This data engineering project focuses on processing and transforming Tokyo Olympic datasets using Azure Data Factory (ADF) for initial data loading and Azure Databricks for subsequent transformations. The project involves loading datasets from GitHub to Azure Data Lake Storage Gen2 using ADF, performing various data transformations in Databricks, and then loading the transformed data back to Azure Data Lake Storage Gen2.
-
Data Sources:
- Original datasets are sourced from GitHub repository.
- Datasets include information on athletes, coaches, entriesgender, medals, and teams for the Tokyo Olympics.
-
Tools Used:
- Azure Data Factory (ADF) for initial data loading.
- Azure Databricks for data transformation and analysis.

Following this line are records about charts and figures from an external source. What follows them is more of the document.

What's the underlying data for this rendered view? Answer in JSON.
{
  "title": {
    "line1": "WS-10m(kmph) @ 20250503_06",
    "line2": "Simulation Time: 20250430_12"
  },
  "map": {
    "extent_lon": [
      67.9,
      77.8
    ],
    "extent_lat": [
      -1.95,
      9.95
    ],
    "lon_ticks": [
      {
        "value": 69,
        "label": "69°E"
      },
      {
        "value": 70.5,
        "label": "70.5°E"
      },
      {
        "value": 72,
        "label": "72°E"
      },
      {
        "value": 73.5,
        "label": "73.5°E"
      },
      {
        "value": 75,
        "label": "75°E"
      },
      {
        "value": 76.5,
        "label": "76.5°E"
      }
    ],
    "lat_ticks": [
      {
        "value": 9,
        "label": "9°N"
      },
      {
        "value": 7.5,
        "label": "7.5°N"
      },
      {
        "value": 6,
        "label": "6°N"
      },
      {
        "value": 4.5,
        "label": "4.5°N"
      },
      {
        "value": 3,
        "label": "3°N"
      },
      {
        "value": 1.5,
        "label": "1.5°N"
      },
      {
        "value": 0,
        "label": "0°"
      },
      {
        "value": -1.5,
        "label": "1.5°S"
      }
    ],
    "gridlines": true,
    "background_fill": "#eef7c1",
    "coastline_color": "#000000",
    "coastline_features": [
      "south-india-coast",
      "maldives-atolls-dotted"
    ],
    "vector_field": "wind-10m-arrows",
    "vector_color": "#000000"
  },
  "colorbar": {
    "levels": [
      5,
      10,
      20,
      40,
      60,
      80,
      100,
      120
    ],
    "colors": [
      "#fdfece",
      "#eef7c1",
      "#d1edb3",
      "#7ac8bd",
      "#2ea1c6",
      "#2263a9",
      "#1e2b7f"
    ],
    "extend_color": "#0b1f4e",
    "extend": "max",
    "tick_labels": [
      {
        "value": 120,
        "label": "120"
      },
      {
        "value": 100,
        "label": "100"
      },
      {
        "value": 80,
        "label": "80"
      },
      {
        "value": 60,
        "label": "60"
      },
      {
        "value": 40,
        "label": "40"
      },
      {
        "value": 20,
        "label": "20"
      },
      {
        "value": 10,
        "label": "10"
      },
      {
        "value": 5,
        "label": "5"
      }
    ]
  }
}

- Azure Data Lake Storage Gen2 for storing both raw and transformed data.
-
Data Loading with Azure Data Factory:
- Utilized Azure Data Factory to load raw datasets from GitHub to Azure Data Lake Storage Gen2.
-
Data Transformation with Azure Databricks:
- Mounted data from Azure Data Lake Storage Gen2 to Azure Databricks.
- Performed various transformations using PySpark in Databricks notebooks.
- Cleaned data, handled null values, removed duplicates, and engineered new features.
-
Data Storage:
- Transformed DataFrames were repartitioned and stored back to Azure Data Lake Storage Gen2.
adf_pipeline.json
: ADF pipeline definition for data loading.databricks_job.ipynb
: PySpark script for running transformations in Databricks.